Tuesday, June 19, 2007

Why do good companies go bad?

Recently, the Charles H Kellstadt professor of marketing at Emory University's Goizueta Business School, Jagdish Sheth has written a book "The Self-Destructive Habits of Good Companies'. He talks about why good companies fail? after having all the good initial momentum. Here is his interview excert from http://www.rediff.com/money/2007/jun/12inter.htm

"I would put arrogance at the top of the list. Success, especially extraordinary or unexpected success, tends to boost the egos of companies, just as it does of individuals. These companies tend to be highly feted and their reputations exaggerated by the media, and that's bad news. There are enough write-ups on the rise of arrogance at Enron and Worldcomm, for instance.

Next would be complacency. When companies owe their success to monopoly situations, they stand in danger of taking their success for granted - like Hindustan Lever [Get Quote], until recently, for instance.

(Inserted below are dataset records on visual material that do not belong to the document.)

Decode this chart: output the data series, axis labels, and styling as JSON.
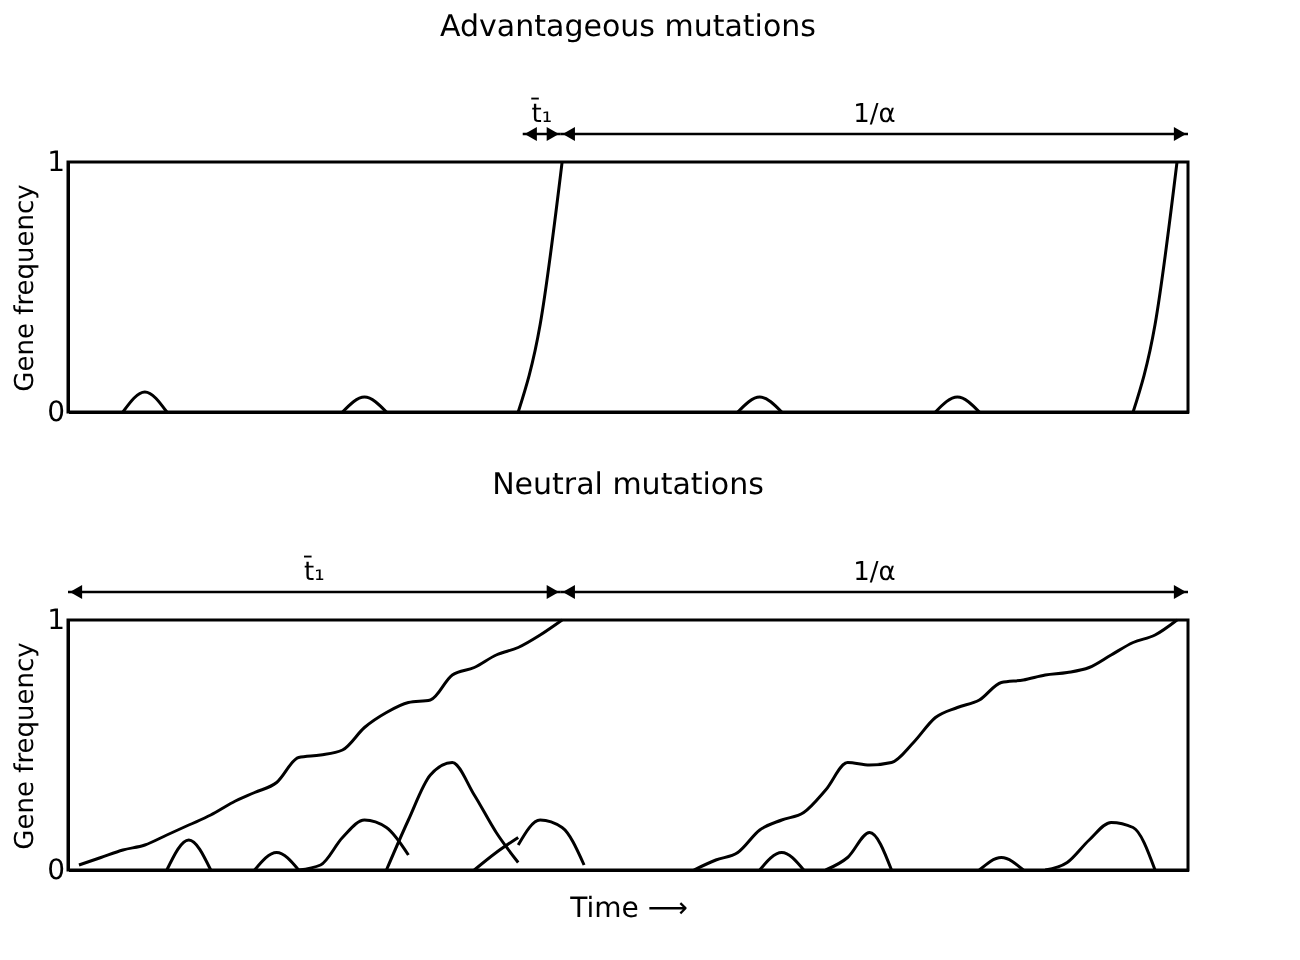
{
  "chart_data": [
    {
      "type": "line",
      "title": "Advantageous mutations",
      "ylabel": "Gene frequency",
      "ylim": [
        0,
        1
      ],
      "yticks": [
        0,
        1
      ],
      "grid": false,
      "legend": false,
      "tick_labels": "y",
      "annotations": [
        "t̄₁",
        "1/α"
      ],
      "categories": [
        null,
        null,
        null,
        null,
        null,
        null,
        null,
        null,
        null,
        null,
        null,
        null,
        null,
        null,
        null,
        null,
        null,
        null,
        null,
        null,
        null,
        null,
        null,
        null,
        null,
        null,
        null,
        null,
        null,
        null,
        null,
        null,
        null,
        null,
        null,
        null,
        null,
        null,
        null,
        null,
        null,
        null,
        null,
        null,
        null,
        null,
        null,
        null,
        null,
        null,
        null
      ],
      "series": [
        {
          "color": "#000000",
          "values": [
            null,
            null,
            0,
            0.08,
            0,
            null,
            null,
            null,
            null,
            null,
            null,
            null,
            null,
            null,
            null,
            null,
            null,
            null,
            null,
            null,
            null,
            null,
            null,
            null,
            null,
            null,
            null,
            null,
            null,
            null,
            null,
            null,
            null,
            null,
            null,
            null,
            null,
            null,
            null,
            null,
            null,
            null,
            null,
            null,
            null,
            null,
            null,
            null,
            null,
            null,
            null
          ]
        },
        {
          "color": "#000000",
          "values": [
            null,
            null,
            null,
            null,
            null,
            null,
            null,
            null,
            null,
            null,
            null,
            null,
            0,
            0.06,
            0,
            null,
            null,
            null,
            null,
            null,
            null,
            null,
            null,
            null,
            null,
            null,
            null,
            null,
            null,
            null,
            null,
            null,
            null,
            null,
            null,
            null,
            null,
            null,
            null,
            null,
            null,
            null,
            null,
            null,
            null,
            null,
            null,
            null,
            null,
            null,
            null
          ]
        },
        {
          "color": "#000000",
          "values": [
            null,
            null,
            null,
            null,
            null,
            null,
            null,
            null,
            null,
            null,
            null,
            null,
            null,
            null,
            null,
            null,
            null,
            null,
            null,
            null,
            0,
            0.35,
            1,
            null,
            null,
            null,
            null,
            null,
            null,
            null,
            null,
            null,
            null,
            null,
            null,
            null,
            null,
            null,
            null,
            null,
            null,
            null,
            null,
            null,
            null,
            null,
            null,
            null,
            null,
            null,
            null
          ]
        },
        {
          "color": "#000000",
          "values": [
            null,
            null,
            null,
            null,
            null,
            null,
            null,
            null,
            null,
            null,
            null,
            null,
            null,
            null,
            null,
            null,
            null,
            null,
            null,
            null,
            null,
            null,
            null,
            null,
            null,
            null,
            null,
            null,
            null,
            null,
            0,
            0.06,
            0,
            null,
            null,
            null,
            null,
            null,
            null,
            null,
            null,
            null,
            null,
            null,
            null,
            null,
            null,
            null,
            null,
            null,
            null
          ]
        },
        {
          "color": "#000000",
          "values": [
            null,
            null,
            null,
            null,
            null,
            null,
            null,
            null,
            null,
            null,
            null,
            null,
            null,
            null,
            null,
            null,
            null,
            null,
            null,
            null,
            null,
            null,
            null,
            null,
            null,
            null,
            null,
            null,
            null,
            null,
            null,
            null,
            null,
            null,
            null,
            null,
            null,
            null,
            null,
            0,
            0.06,
            0,
            null,
            null,
            null,
            null,
            null,
            null,
            null,
            null,
            null
          ]
        },
        {
          "color": "#000000",
          "values": [
            null,
            null,
            null,
            null,
            null,
            null,
            null,
            null,
            null,
            null,
            null,
            null,
            null,
            null,
            null,
            null,
            null,
            null,
            null,
            null,
            null,
            null,
            null,
            null,
            null,
            null,
            null,
            null,
            null,
            null,
            null,
            null,
            null,
            null,
            null,
            null,
            null,
            null,
            null,
            null,
            null,
            null,
            null,
            null,
            null,
            null,
            null,
            null,
            0,
            0.35,
            1
          ]
        }
      ]
    },
    {
      "type": "line",
      "title": "Neutral mutations",
      "ylabel": "Gene frequency",
      "xlabel": "Time ⟶",
      "ylim": [
        0,
        1
      ],
      "yticks": [
        0,
        1
      ],
      "grid": false,
      "legend": false,
      "tick_labels": "y",
      "annotations": [
        "t̄₁",
        "1/α"
      ],
      "categories": [
        null,
        null,
        null,
        null,
        null,
        null,
        null,
        null,
        null,
        null,
        null,
        null,
        null,
        null,
        null,
        null,
        null,
        null,
        null,
        null,
        null,
        null,
        null,
        null,
        null,
        null,
        null,
        null,
        null,
        null,
        null,
        null,
        null,
        null,
        null,
        null,
        null,
        null,
        null,
        null,
        null,
        null,
        null,
        null,
        null,
        null,
        null,
        null,
        null,
        null,
        null
      ],
      "series": [
        {
          "color": "#000000",
          "values": [
            0.02,
            0.05,
            0.08,
            0.1,
            0.14,
            0.18,
            0.22,
            0.27,
            0.31,
            0.35,
            0.45,
            0.46,
            0.48,
            0.57,
            0.63,
            0.67,
            0.68,
            0.78,
            0.81,
            0.86,
            0.89,
            0.94,
            1,
            null,
            null,
            null,
            null,
            null,
            null,
            null,
            null,
            null,
            null,
            null,
            null,
            null,
            null,
            null,
            null,
            null,
            null,
            null,
            null,
            null,
            null,
            null,
            null,
            null,
            null,
            null,
            null
          ]
        },
        {
          "color": "#000000",
          "values": [
            null,
            null,
            null,
            null,
            0,
            0.12,
            0,
            null,
            null,
            null,
            null,
            null,
            null,
            null,
            null,
            null,
            null,
            null,
            null,
            null,
            null,
            null,
            null,
            null,
            null,
            null,
            null,
            null,
            null,
            null,
            null,
            null,
            null,
            null,
            null,
            null,
            null,
            null,
            null,
            null,
            null,
            null,
            null,
            null,
            null,
            null,
            null,
            null,
            null,
            null,
            null
          ]
        },
        {
          "color": "#000000",
          "values": [
            null,
            null,
            null,
            null,
            null,
            null,
            null,
            null,
            0,
            0.07,
            0,
            null,
            null,
            null,
            null,
            null,
            null,
            null,
            null,
            null,
            null,
            null,
            null,
            null,
            null,
            null,
            null,
            null,
            null,
            null,
            null,
            null,
            null,
            null,
            null,
            null,
            null,
            null,
            null,
            null,
            null,
            null,
            null,
            null,
            null,
            null,
            null,
            null,
            null,
            null,
            null
          ]
        },
        {
          "color": "#000000",
          "values": [
            null,
            null,
            null,
            null,
            null,
            null,
            null,
            null,
            null,
            null,
            0,
            0.02,
            0.13,
            0.2,
            0.17,
            0.06,
            null,
            null,
            null,
            null,
            null,
            null,
            null,
            null,
            null,
            null,
            null,
            null,
            null,
            null,
            null,
            null,
            null,
            null,
            null,
            null,
            null,
            null,
            null,
            null,
            null,
            null,
            null,
            null,
            null,
            null,
            null,
            null,
            null,
            null,
            null
          ]
        },
        {
          "color": "#000000",
          "values": [
            null,
            null,
            null,
            null,
            null,
            null,
            null,
            null,
            null,
            null,
            null,
            null,
            null,
            null,
            0,
            0.2,
            0.38,
            0.43,
            0.3,
            0.15,
            0.03,
            null,
            null,
            null,
            null,
            null,
            null,
            null,
            null,
            null,
            null,
            null,
            null,
            null,
            null,
            null,
            null,
            null,
            null,
            null,
            null,
            null,
            null,
            null,
            null,
            null,
            null,
            null,
            null,
            null,
            null
          ]
        },
        {
          "color": "#000000",
          "values": [
            null,
            null,
            null,
            null,
            null,
            null,
            null,
            null,
            null,
            null,
            null,
            null,
            null,
            null,
            null,
            null,
            null,
            null,
            0,
            0.07,
            0.13,
            null,
            null,
            null,
            null,
            null,
            null,
            null,
            null,
            null,
            null,
            null,
            null,
            null,
            null,
            null,
            null,
            null,
            null,
            null,
            null,
            null,
            null,
            null,
            null,
            null,
            null,
            null,
            null,
            null,
            null
          ]
        },
        {
          "color": "#000000",
          "values": [
            null,
            null,
            null,
            null,
            null,
            null,
            null,
            null,
            null,
            null,
            null,
            null,
            null,
            null,
            null,
            null,
            null,
            null,
            null,
            null,
            0.1,
            0.2,
            0.17,
            0.02,
            null,
            null,
            null,
            null,
            null,
            null,
            null,
            null,
            null,
            null,
            null,
            null,
            null,
            null,
            null,
            null,
            null,
            null,
            null,
            null,
            null,
            null,
            null,
            null,
            null,
            null,
            null
          ]
        },
        {
          "color": "#000000",
          "values": [
            null,
            null,
            null,
            null,
            null,
            null,
            null,
            null,
            null,
            null,
            null,
            null,
            null,
            null,
            null,
            null,
            null,
            null,
            null,
            null,
            null,
            null,
            null,
            null,
            null,
            null,
            null,
            null,
            0,
            0.04,
            0.07,
            0.16,
            0.2,
            0.23,
            0.32,
            0.43,
            0.42,
            0.43,
            0.51,
            0.61,
            0.65,
            0.68,
            0.75,
            0.76,
            0.78,
            0.79,
            0.81,
            0.86,
            0.91,
            0.94,
            1
          ]
        },
        {
          "color": "#000000",
          "values": [
            null,
            null,
            null,
            null,
            null,
            null,
            null,
            null,
            null,
            null,
            null,
            null,
            null,
            null,
            null,
            null,
            null,
            null,
            null,
            null,
            null,
            null,
            null,
            null,
            null,
            null,
            null,
            null,
            null,
            null,
            null,
            0,
            0.07,
            0,
            null,
            null,
            null,
            null,
            null,
            null,
            null,
            null,
            null,
            null,
            null,
            null,
            null,
            null,
            null,
            null,
            null
          ]
        },
        {
          "color": "#000000",
          "values": [
            null,
            null,
            null,
            null,
            null,
            null,
            null,
            null,
            null,
            null,
            null,
            null,
            null,
            null,
            null,
            null,
            null,
            null,
            null,
            null,
            null,
            null,
            null,
            null,
            null,
            null,
            null,
            null,
            null,
            null,
            null,
            null,
            null,
            null,
            0,
            0.05,
            0.15,
            0,
            null,
            null,
            null,
            null,
            null,
            null,
            null,
            null,
            null,
            null,
            null,
            null,
            null
          ]
        },
        {
          "color": "#000000",
          "values": [
            null,
            null,
            null,
            null,
            null,
            null,
            null,
            null,
            null,
            null,
            null,
            null,
            null,
            null,
            null,
            null,
            null,
            null,
            null,
            null,
            null,
            null,
            null,
            null,
            null,
            null,
            null,
            null,
            null,
            null,
            null,
            null,
            null,
            null,
            null,
            null,
            null,
            null,
            null,
            null,
            null,
            0,
            0.05,
            0,
            null,
            null,
            null,
            null,
            null,
            null,
            null
          ]
        },
        {
          "color": "#000000",
          "values": [
            null,
            null,
            null,
            null,
            null,
            null,
            null,
            null,
            null,
            null,
            null,
            null,
            null,
            null,
            null,
            null,
            null,
            null,
            null,
            null,
            null,
            null,
            null,
            null,
            null,
            null,
            null,
            null,
            null,
            null,
            null,
            null,
            null,
            null,
            null,
            null,
            null,
            null,
            null,
            null,
            null,
            null,
            null,
            null,
            0,
            0.03,
            0.12,
            0.19,
            0.17,
            0,
            null
          ]
        }
      ]
    }
  ]
}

This is also true of monopolies of distribution - as in DeBeers - monopolies of regulation - Bharat Sanchar Nigam Ltd - or when the government owns the business - Air India. When you become complacent, you allow competitors to identify niche areas where they can establish themselves, and from there, take on the whole market. In such cases, your success breeds failure.

The third common bad habit is turf wars. As companies grow bigger, there is an increasing danger of internal battles. Whether it is dissension between divisions, as in General Electric, or family feuds as seen in so many Indian companies, the result must inevitably be suboptimal.

Number four on my list is volume obsession. This is a common problem with successful companies - they compromise on margins for the sake of further growth. Typically, value addition by a company accounts for about 30 per cent of the cost - 10 per cent each as the cost of management, labour and capital. The remaining 70 per cent is procurement costs.

So, when you increase volumes at the cost of your margins, you are actually helping your input providers (your suppliers) grow: they are making money at your expense. For instance, in the PC business, the value addition is only 11 per cent; 89 per cent is all procurement, of which 79 per cent goes to Intel and Microsoft who are making fat profits while the PC assemblers, including IBM, HP and Dell, struggle."


These topics and failures have been analyzed and written manytimes in business literature, but still companies and executives fail to capture the learning! A mystery indeed.